Un modello SPH per flussi multi-fase a superficie libera con forti differenze di densità

This paper illustrates the theoretical aspects of an alternative SPH formulation for handling free-surface multiphase flows involving slightly compressible fluids with large density difference (i.e. water and air). The standard form of the governing equations in the SPH approximation allows to treat hydrodynamic problems with relatively small density difference between the fluids (Manenti et al., 2012a); when this gap increases approaching a ratio of some order of magnitude, instability phenomena occurs leading to a crash of the computation.
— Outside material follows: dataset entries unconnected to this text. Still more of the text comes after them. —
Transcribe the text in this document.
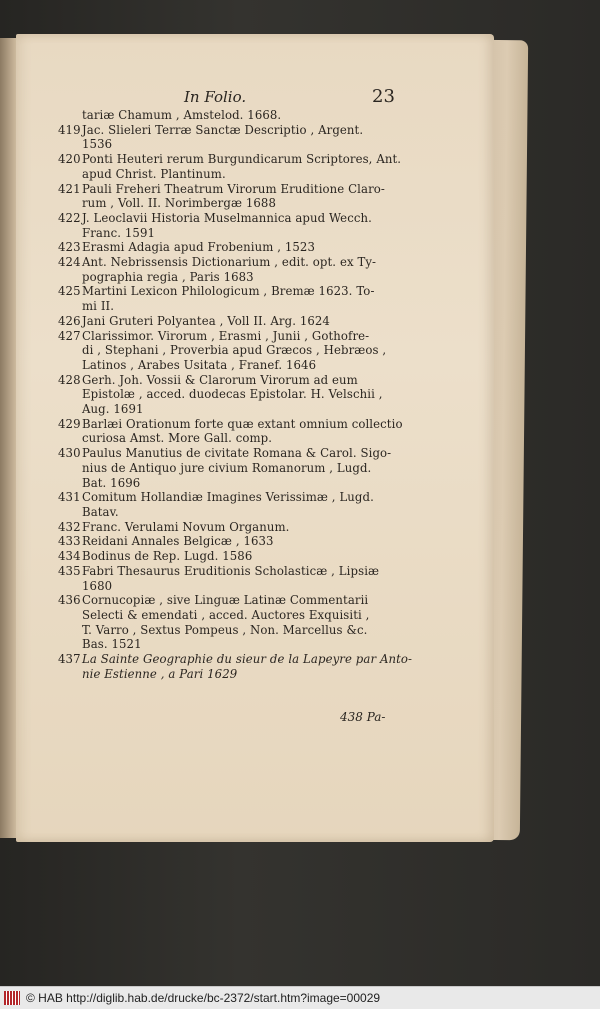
In Folio.	23
tariæ Chamum , Amstelod. 1668.
419 Jac. Slieleri Terræ Sanctæ Descriptio , Argent.
1536
420 Ponti Heuteri rerum Burgundicarum Scriptores, Ant.
apud Christ. Plantinum.
421 Pauli Freheri Theatrum Virorum Eruditione Claro-
rum , Voll. II. Norimbergæ 1688
422 J. Leoclavii Historia Muselmannica apud Wecch.
Franc. 1591
423 Erasmi Adagia apud Frobenium , 1523
424 Ant. Nebrissensis Dictionarium , edit. opt. ex Ty-
pographia regia , Paris 1683
425 Martini Lexicon Philologicum , Bremæ 1623. To-
mi II.
426 Jani Gruteri Polyantea , Voll II. Arg. 1624
427 Clarissimor. Virorum , Erasmi , Junii , Gothofre-
di , Stephani , Proverbia apud Græcos , Hebræos ,
Latinos , Arabes Usitata , Franef. 1646
428 Gerh. Joh. Vossii & Clarorum Virorum ad eum
Epistolæ , acced. duodecas Epistolar. H. Velschii ,
Aug. 1691
429 Barlæi Orationum forte quæ extant omnium collectio
curiosa Amst. More Gall. comp.
430 Paulus Manutius de civitate Romana & Carol. Sigo-
nius de Antiquo jure civium Romanorum , Lugd.
Bat. 1696
431 Comitum Hollandiæ Imagines Verissimæ , Lugd.
Batav.
432 Franc. Verulami Novum Organum.
433 Reidani Annales Belgicæ , 1633
434 Bodinus de Rep. Lugd. 1586
435 Fabri Thesaurus Eruditionis Scholasticæ , Lipsiæ
1680
436 Cornucopiæ , sive Linguæ Latinæ Commentarii
Selecti & emendati , acced. Auctores Exquisiti ,
T. Varro , Sextus Pompeus , Non. Marcellus &c.
Bas. 1521
437 La Sainte Geographie du sieur de la Lapeyre par Anto-
nie Estienne , a Pari 1629
438 Pa-
© HAB http://diglib.hab.de/drucke/bc-2372/start.htm?image=00029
Even if some strategies have been proposed for handling these problems (Monaghan, 2011), in this study is proposed a relatively simple formulation based on the standard SPH approximation introducing the specific particle volume instead of the density: while the former is continuous across the fluid interface, the latter is not, thus introducing fictitious forces in the momentum balance equation causing local instabilities. The proposed strategy allows avoiding corrective expedients which are incoherent with respect to the SPH principles. In some cases, for example, the physical properties of an interface particle are computed by excluding the contribution of those neighbors belonging to a different medium (Colagrossi & Landrini, 2003). This can produce a numerical noise that affects the density calculation and forces to adopt cumbersome corrections that increase the computational effort. Furthermore there is no needs for an additional surface tension term in the momentum balance equation to control interface sharpness (Nugent & Posch, 2000). The main aim of this work is to set up an efficient and simple numerical tool for obtaining accurate reproduction of the physical behavior with reduced computational cost. The proposed method is tested on some significant problems, such as dam breaking on wet and dry bottom and the rise of an air bubble in a fluid. The final objective is the simulation of the impulsive dynamics of a multiphase system composed by water and saturated non-cohesive sediments at rest: a finite volume of cold CO2 is instantaneously injected through a nozzle at the tank bottom and propagates toward the free surface. Some experimental data are available to compare with numerical results (Manenti et al., 2012b).